Statistik terakhir menunjukkan bahwa 3,1 BBO telah ditemukan di foldbelt PNG 
dan 320 MMBO telah ditemukan di foreland PNG. Hal yang sama tak mustahil bisa 
ditemukan di foldbelt dan foreland Papua.

Tentang mineralisasi, tentu saja Pemerintah Belanda maupun para pencari mineral 
independent telah masuk ke Papua sejak dulu, termasuk Dozy dan Lorentz yang 
menemukan Ertsberg alias Gunung Bijih (Freeport sekarang).
Juga Dienst van Het Mijnwezen (Dinas Pertambangan Belanda) telah sejak lama 
mengirimkan geologist2nya untuk menyelidiki mineral2 berharga Papua sejak dulu, 
bahkan untuk area yang lebih luas daripada cakupan penyelidikan NNGPM.

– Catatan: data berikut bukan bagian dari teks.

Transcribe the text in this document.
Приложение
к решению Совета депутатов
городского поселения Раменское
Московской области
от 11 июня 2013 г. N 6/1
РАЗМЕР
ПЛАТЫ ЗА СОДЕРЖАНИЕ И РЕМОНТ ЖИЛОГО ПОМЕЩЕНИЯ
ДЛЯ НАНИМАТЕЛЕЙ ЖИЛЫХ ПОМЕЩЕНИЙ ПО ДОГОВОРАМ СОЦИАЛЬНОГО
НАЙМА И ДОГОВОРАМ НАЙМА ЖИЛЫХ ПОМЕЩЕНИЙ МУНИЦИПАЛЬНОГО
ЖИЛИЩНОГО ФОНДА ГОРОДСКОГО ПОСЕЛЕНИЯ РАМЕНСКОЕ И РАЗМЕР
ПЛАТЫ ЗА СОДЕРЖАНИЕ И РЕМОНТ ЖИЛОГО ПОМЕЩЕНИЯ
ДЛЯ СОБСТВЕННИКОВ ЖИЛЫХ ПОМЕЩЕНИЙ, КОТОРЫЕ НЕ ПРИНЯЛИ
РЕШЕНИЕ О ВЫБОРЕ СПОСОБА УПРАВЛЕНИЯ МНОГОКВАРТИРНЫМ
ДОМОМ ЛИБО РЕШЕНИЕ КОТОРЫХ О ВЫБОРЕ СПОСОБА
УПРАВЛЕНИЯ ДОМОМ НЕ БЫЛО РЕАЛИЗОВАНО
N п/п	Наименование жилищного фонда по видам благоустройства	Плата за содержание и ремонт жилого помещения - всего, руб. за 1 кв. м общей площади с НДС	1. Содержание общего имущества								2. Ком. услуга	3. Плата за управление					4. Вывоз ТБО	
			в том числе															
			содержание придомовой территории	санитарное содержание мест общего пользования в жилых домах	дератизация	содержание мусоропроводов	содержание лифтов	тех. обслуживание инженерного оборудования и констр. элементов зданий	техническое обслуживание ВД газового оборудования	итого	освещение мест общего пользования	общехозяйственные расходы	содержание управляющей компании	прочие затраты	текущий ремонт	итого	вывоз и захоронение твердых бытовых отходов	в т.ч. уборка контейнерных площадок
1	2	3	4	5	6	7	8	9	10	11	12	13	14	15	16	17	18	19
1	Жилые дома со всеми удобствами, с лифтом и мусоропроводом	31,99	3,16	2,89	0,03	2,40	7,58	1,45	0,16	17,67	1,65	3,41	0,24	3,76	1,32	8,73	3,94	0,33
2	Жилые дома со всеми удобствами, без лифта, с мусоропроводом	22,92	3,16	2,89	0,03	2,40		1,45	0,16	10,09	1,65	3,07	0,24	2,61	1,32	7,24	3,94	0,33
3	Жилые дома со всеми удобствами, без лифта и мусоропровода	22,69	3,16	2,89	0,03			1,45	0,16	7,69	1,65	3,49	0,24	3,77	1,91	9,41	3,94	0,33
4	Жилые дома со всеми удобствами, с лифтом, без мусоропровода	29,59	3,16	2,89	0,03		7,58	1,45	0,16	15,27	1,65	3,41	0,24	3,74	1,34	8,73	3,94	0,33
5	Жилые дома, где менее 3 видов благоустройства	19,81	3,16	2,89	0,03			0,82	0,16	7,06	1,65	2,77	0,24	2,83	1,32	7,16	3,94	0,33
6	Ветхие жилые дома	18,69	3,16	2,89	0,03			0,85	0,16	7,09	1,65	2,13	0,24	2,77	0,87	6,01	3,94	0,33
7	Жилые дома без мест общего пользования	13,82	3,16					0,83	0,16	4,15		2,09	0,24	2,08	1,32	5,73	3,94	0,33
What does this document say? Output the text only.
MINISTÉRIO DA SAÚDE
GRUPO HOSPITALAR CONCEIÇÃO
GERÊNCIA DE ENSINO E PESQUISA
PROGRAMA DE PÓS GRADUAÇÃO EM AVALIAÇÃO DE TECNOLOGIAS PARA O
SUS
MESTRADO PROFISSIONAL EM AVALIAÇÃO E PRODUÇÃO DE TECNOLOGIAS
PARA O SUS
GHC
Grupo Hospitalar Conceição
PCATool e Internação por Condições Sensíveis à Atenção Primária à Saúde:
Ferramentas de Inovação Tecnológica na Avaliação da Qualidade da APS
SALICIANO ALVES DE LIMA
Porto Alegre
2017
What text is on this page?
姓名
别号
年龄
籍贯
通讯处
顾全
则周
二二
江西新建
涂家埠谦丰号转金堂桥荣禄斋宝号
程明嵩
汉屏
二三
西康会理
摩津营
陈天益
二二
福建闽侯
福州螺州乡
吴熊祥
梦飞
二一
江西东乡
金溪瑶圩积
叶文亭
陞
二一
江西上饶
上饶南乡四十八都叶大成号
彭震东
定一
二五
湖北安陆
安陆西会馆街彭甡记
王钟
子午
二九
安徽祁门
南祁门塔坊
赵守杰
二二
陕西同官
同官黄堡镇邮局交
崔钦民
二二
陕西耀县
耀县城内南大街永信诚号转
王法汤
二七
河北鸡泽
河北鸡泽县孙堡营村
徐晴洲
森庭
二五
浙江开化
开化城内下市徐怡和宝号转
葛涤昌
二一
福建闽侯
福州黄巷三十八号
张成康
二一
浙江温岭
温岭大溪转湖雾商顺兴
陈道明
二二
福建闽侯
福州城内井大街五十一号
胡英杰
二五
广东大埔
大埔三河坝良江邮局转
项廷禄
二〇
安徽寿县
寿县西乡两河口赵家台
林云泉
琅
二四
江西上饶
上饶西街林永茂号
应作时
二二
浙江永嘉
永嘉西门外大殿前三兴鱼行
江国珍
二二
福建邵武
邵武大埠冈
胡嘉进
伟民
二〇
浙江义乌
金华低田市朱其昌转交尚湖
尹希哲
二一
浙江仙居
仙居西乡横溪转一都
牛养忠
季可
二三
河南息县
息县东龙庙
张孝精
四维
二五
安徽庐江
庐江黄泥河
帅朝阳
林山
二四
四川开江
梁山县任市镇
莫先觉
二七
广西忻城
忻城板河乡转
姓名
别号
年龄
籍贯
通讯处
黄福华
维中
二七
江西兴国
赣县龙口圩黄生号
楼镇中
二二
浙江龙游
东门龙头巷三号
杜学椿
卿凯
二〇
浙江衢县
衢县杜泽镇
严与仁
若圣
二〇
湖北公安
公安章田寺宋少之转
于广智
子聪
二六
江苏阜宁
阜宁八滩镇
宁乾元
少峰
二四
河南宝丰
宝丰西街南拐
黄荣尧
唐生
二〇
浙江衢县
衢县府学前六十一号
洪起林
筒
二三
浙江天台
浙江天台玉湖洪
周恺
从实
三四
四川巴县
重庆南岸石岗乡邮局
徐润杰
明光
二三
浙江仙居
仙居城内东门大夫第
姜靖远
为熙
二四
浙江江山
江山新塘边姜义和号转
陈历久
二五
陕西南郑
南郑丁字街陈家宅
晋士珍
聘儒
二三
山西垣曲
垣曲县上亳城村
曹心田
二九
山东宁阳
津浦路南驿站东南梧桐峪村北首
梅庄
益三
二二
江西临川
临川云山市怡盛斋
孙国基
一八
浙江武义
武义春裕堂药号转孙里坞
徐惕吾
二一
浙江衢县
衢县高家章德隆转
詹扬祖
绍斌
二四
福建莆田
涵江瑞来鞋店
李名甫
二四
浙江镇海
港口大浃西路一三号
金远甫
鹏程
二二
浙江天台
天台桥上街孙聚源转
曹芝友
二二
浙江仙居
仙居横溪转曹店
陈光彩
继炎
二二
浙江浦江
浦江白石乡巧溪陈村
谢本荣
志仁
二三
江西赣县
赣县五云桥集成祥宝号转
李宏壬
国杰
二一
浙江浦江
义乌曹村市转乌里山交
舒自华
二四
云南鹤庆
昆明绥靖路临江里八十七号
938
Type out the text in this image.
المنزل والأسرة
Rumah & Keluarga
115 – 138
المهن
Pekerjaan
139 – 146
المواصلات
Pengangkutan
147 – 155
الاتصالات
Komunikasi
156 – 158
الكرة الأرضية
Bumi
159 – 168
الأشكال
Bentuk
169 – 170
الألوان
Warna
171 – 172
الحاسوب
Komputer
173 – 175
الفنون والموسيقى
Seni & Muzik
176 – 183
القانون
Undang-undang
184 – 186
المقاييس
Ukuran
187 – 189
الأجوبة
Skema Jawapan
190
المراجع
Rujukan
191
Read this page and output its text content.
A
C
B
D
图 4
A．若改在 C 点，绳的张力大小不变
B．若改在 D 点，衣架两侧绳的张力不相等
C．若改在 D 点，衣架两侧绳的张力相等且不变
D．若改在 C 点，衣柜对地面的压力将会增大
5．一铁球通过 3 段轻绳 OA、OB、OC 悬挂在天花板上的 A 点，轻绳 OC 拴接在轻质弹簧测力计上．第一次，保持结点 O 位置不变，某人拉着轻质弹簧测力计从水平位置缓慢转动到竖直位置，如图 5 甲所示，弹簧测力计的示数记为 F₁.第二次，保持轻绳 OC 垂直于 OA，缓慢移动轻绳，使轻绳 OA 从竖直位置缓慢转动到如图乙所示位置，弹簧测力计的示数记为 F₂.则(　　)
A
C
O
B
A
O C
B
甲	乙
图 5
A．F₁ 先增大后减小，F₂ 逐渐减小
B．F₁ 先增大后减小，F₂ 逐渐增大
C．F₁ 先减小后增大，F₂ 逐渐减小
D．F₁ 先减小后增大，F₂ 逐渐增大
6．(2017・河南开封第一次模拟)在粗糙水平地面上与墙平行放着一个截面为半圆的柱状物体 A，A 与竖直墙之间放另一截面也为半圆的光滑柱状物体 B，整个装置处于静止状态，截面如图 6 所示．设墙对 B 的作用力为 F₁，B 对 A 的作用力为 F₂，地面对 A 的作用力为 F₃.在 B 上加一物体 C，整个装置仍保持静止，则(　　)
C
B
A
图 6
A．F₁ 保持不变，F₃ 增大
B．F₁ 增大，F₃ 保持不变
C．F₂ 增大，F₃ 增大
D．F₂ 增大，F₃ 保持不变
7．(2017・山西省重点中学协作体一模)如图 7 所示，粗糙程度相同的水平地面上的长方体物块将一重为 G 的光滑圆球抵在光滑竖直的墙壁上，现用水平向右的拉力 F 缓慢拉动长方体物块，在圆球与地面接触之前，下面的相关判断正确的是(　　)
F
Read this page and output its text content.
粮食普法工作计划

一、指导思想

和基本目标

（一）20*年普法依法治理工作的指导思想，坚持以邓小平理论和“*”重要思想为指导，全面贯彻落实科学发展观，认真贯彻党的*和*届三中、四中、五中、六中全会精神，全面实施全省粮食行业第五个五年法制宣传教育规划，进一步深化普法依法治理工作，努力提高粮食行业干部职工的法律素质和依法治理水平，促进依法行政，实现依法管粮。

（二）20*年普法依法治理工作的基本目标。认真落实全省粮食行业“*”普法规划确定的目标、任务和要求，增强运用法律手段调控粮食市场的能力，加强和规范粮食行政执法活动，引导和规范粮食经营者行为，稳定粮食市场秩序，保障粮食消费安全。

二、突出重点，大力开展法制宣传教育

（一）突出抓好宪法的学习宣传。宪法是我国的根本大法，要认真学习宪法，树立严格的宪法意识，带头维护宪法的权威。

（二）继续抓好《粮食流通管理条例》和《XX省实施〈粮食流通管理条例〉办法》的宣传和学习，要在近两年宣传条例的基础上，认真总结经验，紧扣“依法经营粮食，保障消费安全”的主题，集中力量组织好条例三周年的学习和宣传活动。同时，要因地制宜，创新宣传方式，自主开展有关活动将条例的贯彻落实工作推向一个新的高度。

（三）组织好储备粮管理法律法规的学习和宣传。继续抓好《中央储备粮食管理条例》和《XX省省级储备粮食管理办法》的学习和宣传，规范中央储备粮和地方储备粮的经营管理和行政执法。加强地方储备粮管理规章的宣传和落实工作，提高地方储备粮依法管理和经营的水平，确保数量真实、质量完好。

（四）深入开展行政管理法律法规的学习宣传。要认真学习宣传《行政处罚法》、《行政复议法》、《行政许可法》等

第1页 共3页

Dapat dibilang bahwa laporan-laporan geologi dan pertambangan yang saya lihat 
di Kanwil Pertambangan Jayapura pada Juni 1988 itu (lihat cerita saya pertama 
tentang Papua exploration 1930's), 3/4-nya adalah tentang mineralisasi. Cakupan 
laporan : seluruh Papua dan pulau2 sekitarnya (Batanta, Waigeo, Kofiau, dll.) 
untuk eksplorasi emas, perak, nikel, dll.

salam,
awang

--- On Wed, 2/4/09, sigit prabowo <sigit_p...@yahoo.com> wrote:

From: sigit prabowo <sigit_p...@yahoo.com>
Subject: Re: [iagi-net-l] Kiamat di Babo (was : Papua Petroleum Exploration
1930s)
To: iagi-net@iagi.or.id, "awang satyana"
<awangsaty...@yahoo.com>
Date: Wednesday, February 4, 2009, 10:32 AM






Pak Awang YTH.,

Seiring dengan explorasi hydrocarbon di Papua oleh NNGPM, apakah NNGPM juga 
melakukan explorasi di Papua New Guinea, dan juga menemukan oil discovery...?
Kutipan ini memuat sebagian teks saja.